Learn by Directing AI
All materials

logging-spec-template.md

Logging Spec Template: Prediction Logging Schema

Why log predictions

Every prediction your model makes is a data point you might need later. Without prediction logs, you cannot answer basic questions: What did the model predict last week? How far off were those predictions from actual results? Is the model getting worse over time? Prediction logging is infrastructure -- it creates the raw material for every monitoring, evaluation, and debugging task that follows.

Required fields

Design your logging schema by deciding what to capture for each prediction. The fields below are the minimum. For each, decide the format and any constraints.

Field Purpose Your design
timestamp When the prediction was made. Include timezone -- predictions from different systems in different timezones need to be comparable.
request_id Unique identifier for this prediction request. Enables tracing a specific prediction through the system.
farm_id Which farm this prediction is for. Comes from the input.
input_features The raw input values sent to the model. Captures what the model saw when it made this prediction.
predicted_yield_kg The model's output. The actual prediction value.
confidence_score How confident the model is in this prediction. If your model does not natively produce a confidence score, note what you would use as a proxy or leave a design note.
response_time_ms How long the prediction took from request to response. Performance monitoring -- a sudden spike means something changed.
model_version Which model file served this prediction. When you retrain and deploy a new model, this field tells you which predictions came from which version.

Storage format

Prediction logs should be append-only. Each prediction adds one entry. Two common formats:

JSON Lines (.jsonl): One JSON object per line. Each line is independently parseable. Easy to append. Easy to read with standard tools (cat, jq, python json). Good for structured data with nested fields (like input_features).

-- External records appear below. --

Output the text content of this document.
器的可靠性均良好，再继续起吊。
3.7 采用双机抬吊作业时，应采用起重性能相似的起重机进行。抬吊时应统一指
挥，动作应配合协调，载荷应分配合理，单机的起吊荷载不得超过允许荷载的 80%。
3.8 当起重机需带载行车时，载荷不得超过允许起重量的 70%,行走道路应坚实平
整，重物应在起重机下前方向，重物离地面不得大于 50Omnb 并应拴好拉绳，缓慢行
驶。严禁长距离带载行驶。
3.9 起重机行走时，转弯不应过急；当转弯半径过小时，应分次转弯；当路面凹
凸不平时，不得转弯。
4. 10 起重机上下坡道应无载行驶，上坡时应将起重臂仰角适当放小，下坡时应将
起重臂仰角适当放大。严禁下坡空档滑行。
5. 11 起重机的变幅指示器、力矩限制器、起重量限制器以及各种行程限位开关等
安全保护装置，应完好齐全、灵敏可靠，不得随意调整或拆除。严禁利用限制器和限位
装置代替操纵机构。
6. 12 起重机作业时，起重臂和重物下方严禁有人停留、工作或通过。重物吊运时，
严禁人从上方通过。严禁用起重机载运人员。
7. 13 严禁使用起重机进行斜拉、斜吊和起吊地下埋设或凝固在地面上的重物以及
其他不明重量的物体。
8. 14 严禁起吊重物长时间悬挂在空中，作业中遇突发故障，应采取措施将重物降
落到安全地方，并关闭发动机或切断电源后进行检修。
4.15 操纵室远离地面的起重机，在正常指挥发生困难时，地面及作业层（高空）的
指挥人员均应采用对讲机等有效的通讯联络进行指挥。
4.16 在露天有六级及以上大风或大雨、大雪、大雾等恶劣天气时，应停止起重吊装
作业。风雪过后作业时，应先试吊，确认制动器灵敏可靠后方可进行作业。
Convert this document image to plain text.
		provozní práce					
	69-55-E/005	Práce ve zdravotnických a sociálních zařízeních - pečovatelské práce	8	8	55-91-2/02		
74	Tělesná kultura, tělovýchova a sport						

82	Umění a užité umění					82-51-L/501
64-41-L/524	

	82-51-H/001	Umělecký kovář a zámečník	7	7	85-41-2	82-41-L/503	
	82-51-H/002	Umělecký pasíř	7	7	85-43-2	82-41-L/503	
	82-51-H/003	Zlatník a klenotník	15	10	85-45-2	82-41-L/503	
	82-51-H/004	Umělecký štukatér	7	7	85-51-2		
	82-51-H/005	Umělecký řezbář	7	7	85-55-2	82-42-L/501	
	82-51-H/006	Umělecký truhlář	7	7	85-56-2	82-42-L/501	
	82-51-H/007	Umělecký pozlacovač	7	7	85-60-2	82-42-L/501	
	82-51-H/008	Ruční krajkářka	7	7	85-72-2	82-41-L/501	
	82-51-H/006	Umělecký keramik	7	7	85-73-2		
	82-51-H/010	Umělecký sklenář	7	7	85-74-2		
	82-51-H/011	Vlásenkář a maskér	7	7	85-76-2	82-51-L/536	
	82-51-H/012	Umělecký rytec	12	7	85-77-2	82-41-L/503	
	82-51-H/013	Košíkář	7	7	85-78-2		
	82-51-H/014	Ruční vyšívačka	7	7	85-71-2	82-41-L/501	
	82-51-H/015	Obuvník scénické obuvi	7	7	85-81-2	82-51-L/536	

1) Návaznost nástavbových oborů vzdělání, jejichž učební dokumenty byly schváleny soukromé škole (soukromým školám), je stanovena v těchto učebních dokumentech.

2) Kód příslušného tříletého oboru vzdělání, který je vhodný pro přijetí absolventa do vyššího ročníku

CSV: One row per prediction. Columns map to fields. Simple but struggles with nested data (input_features would need to be flattened or serialized).

For predictions with nested input features, JSON Lines is typically the better choice.

Health check design

The /health endpoint answers one question: "Is the system ready to serve predictions?" A health check that returns {"status": "ok"} without checking anything is not a health check -- it is a liveness probe that tells you the process is running, not that it can serve.

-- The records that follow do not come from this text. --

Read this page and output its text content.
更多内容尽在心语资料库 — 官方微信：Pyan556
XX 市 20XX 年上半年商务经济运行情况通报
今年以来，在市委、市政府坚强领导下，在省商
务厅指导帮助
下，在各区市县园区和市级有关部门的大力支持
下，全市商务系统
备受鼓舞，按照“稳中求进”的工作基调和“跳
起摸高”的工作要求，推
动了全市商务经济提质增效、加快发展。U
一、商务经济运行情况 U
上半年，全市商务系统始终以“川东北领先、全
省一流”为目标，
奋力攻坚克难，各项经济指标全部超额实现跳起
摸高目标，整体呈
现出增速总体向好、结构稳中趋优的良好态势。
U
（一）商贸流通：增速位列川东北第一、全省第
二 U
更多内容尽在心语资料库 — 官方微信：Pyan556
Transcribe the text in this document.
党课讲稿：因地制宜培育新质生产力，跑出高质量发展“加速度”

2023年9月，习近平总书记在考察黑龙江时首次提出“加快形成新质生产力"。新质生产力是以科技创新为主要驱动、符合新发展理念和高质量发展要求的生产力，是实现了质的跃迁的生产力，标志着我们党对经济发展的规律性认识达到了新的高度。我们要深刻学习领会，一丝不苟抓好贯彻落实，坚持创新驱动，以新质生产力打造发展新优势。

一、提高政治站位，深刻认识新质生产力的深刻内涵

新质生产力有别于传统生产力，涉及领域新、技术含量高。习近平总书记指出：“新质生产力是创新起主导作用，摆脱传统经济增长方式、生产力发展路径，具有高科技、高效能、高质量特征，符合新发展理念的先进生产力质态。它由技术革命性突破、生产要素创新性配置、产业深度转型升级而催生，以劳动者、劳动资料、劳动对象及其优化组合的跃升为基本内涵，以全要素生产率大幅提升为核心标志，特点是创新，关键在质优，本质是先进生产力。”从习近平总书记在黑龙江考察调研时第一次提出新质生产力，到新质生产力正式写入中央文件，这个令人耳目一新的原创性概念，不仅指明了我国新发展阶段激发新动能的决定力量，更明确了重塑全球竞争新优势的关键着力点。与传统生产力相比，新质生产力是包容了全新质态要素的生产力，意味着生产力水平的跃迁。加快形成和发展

What should /health verify? List everything the endpoint depends on that could fail:

  • _________________________________
  • _________________________________
  • _________________________________
  • _________________________________

For each item, decide: what does "healthy" look like? What does "unhealthy" look like? What should the response include when something is unhealthy?

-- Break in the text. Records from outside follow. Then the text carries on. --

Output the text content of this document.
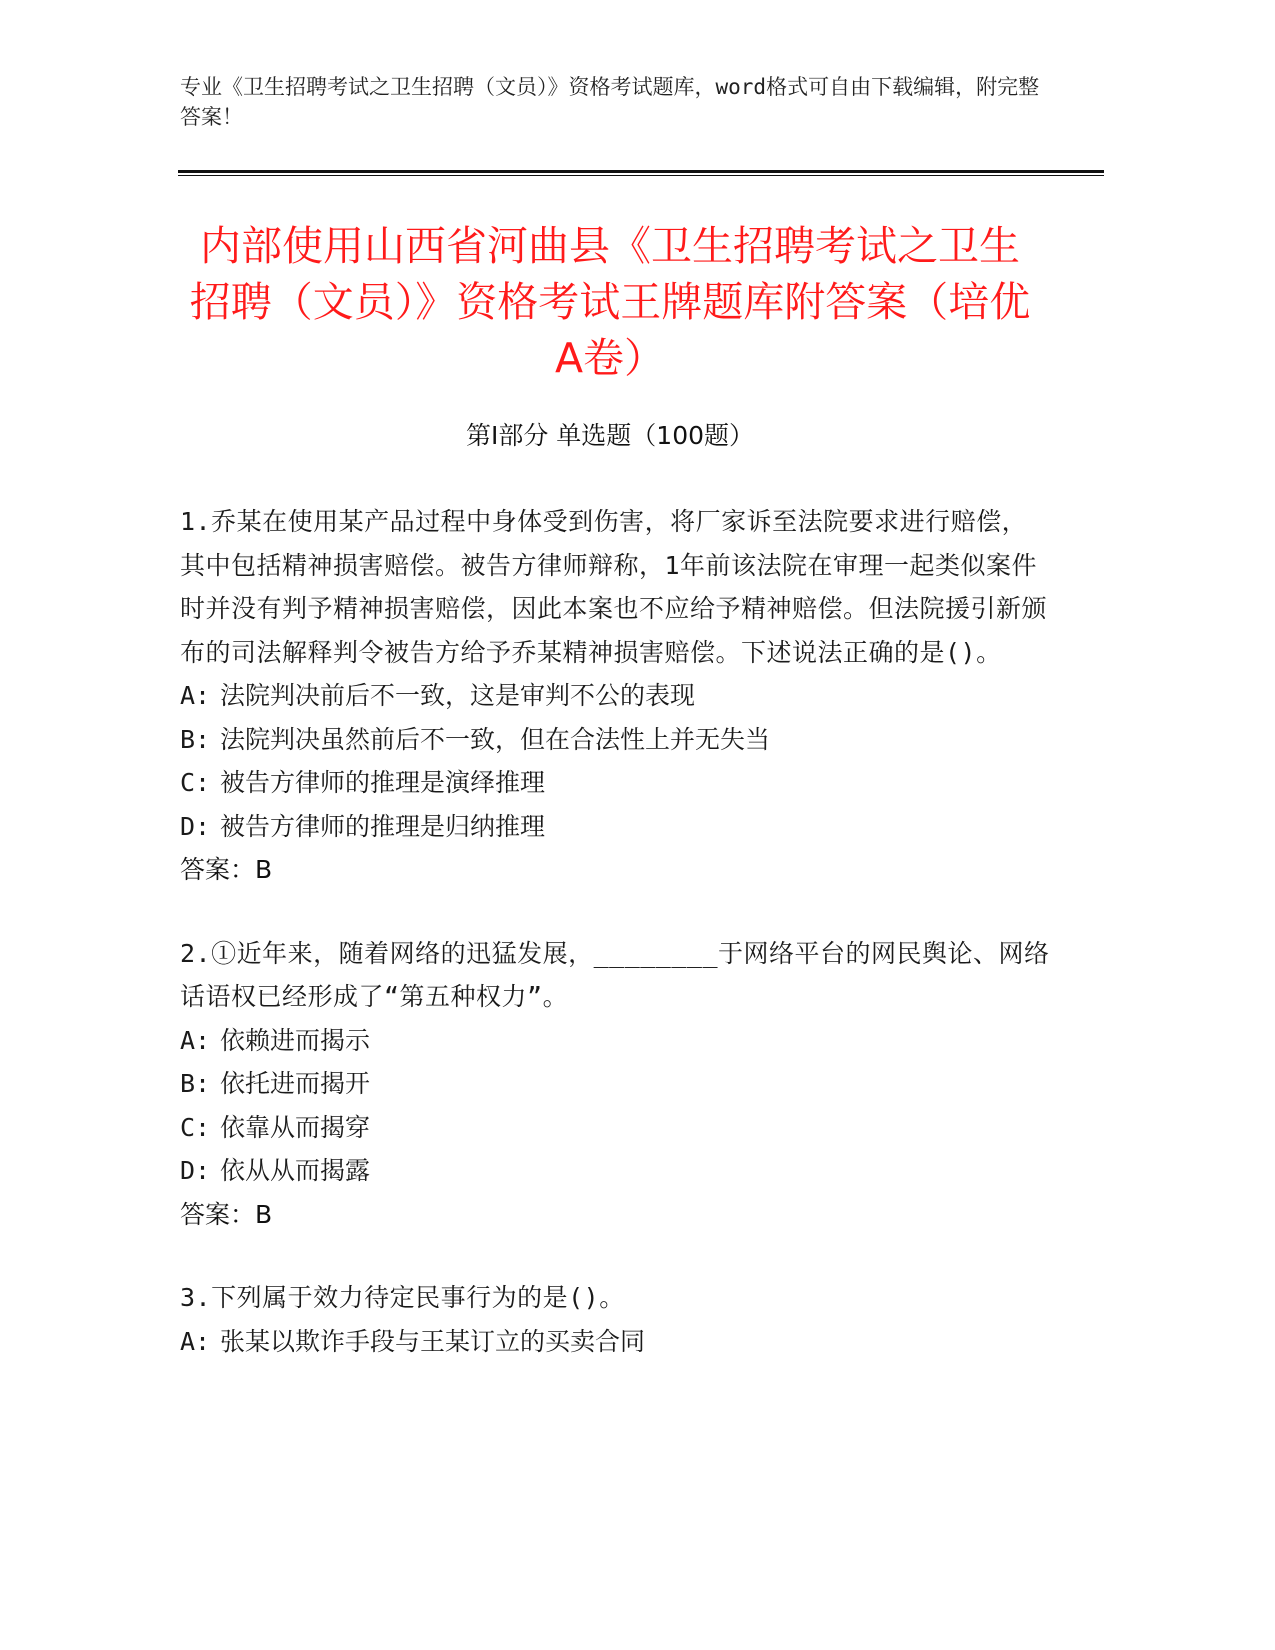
专业《卫生招聘考试之卫生招聘（文员）》资格考试题库，word格式可自由下载编辑，附完整答案！
内部使用山西省河曲县《卫生招聘考试之卫生招聘（文员）》资格考试王牌题库附答案（培优A卷）
第Ⅰ部分 单选题（100题）
1.乔某在使用某产品过程中身体受到伤害，将厂家诉至法院要求进行赔偿，其中包括精神损害赔偿。被告方律师辩称，1年前该法院在审理一起类似案件时并没有判予精神损害赔偿，因此本案也不应给予精神赔偿。但法院援引新颁布的司法解释判令被告方给予乔某精神损害赔偿。下述说法正确的是()。
A: 法院判决前后不一致，这是审判不公的表现
B: 法院判决虽然前后不一致，但在合法性上并无失当
C: 被告方律师的推理是演绎推理
D: 被告方律师的推理是归纳推理
答案：B
2.①近年来，随着网络的迅猛发展，________于网络平台的网民舆论、网络话语权已经形成了“第五种权力”。
A: 依赖进而揭示
B: 依托进而揭开
C: 依靠从而揭穿
D: 依从从而揭露
答案：B
3.下列属于效力待定民事行为的是()。
A: 张某以欺诈手段与王某订立的买卖合同
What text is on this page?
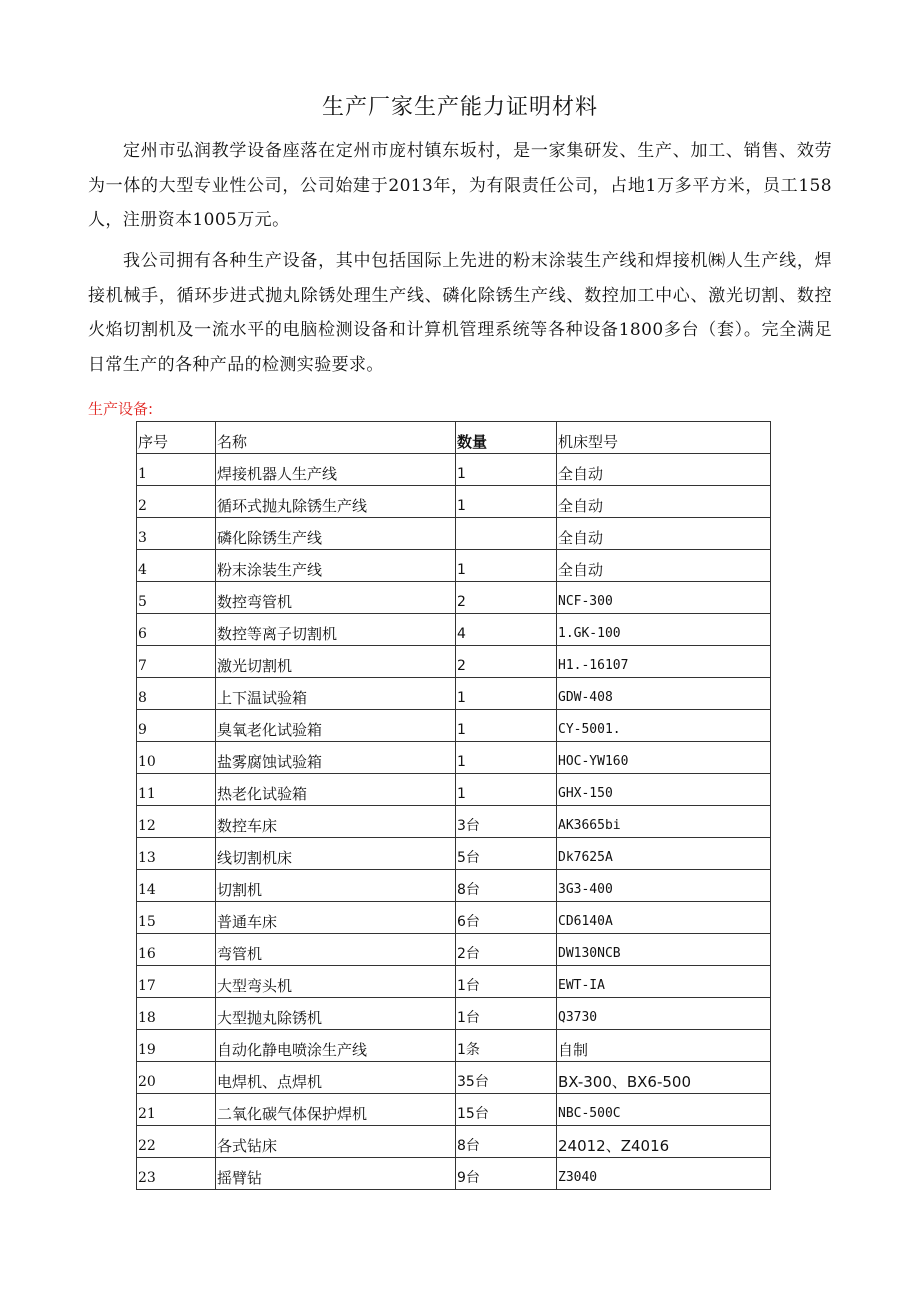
生产厂家生产能力证明材料

定州市弘润教学设备座落在定州市庞村镇东坂村，是一家集研发、生产、加工、销售、效劳为一体的大型专业性公司，公司始建于2013年，为有限责任公司，占地1万多平方米，员工158人，注册资本1005万元。

我公司拥有各种生产设备，其中包括国际上先进的粉末涂装生产线和焊接机㈱人生产线，焊接机械手，循环步进式抛丸除锈处理生产线、磷化除锈生产线、数控加工中心、激光切割、数控火焰切割机及一流水平的电脑检测设备和计算机管理系统等各种设备1800多台（套）。完全满足日常生产的各种产品的检测实验要求。

生产设备:
序号	名称	数量	机床型号
1	焊接机器人生产线	1	全自动
2	循环式抛丸除锈生产线	1	全自动
3	磷化除锈生产线		全自动
4	粉末涂装生产线	1	全自动
5	数控弯管机	2	NCF-300
6	数控等离子切割机	4	1.GK-100
7	激光切割机	2	H1.-16107
8	上下温试验箱	1	GDW-408
9	臭氧老化试验箱	1	CY-5001.
10	盐雾腐蚀试验箱	1	HOC-YW160
11	热老化试验箱	1	GHX-150
12	数控车床	3台	AK3665bi
13	线切割机床	5台	Dk7625A
14	切割机	8台	3G3-400
15	普通车床	6台	CD6140A
16	弯管机	2台	DW130NCB
17	大型弯头机	1台	EWT-IA
18	大型抛丸除锈机	1台	Q3730
19	自动化静电喷涂生产线	1条	自制
20	电焊机、点焊机	35台	BX-300、BX6-500
21	二氧化碳气体保护焊机	15台	NBC-500C
22	各式钻床	8台	24012、Z4016
23	摇臂钻	9台	Z3040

The availability vs correctness distinction

Health monitoring answers "is the system available?" It tells you the process is running, the model is loaded, the dependencies are reachable. It does not tell you "is the system correct?" -- whether the predictions are accurate, whether the model has degraded, whether the input data distribution has shifted.

Prediction logs are the bridge. By logging every prediction with its inputs and outputs, you create the raw material to eventually answer correctness questions. When actual harvest data comes in, you can compare predictions to reality. That comparison is drift detection -- a future concern. For now, the logs are infrastructure: they exist so that future monitoring is possible.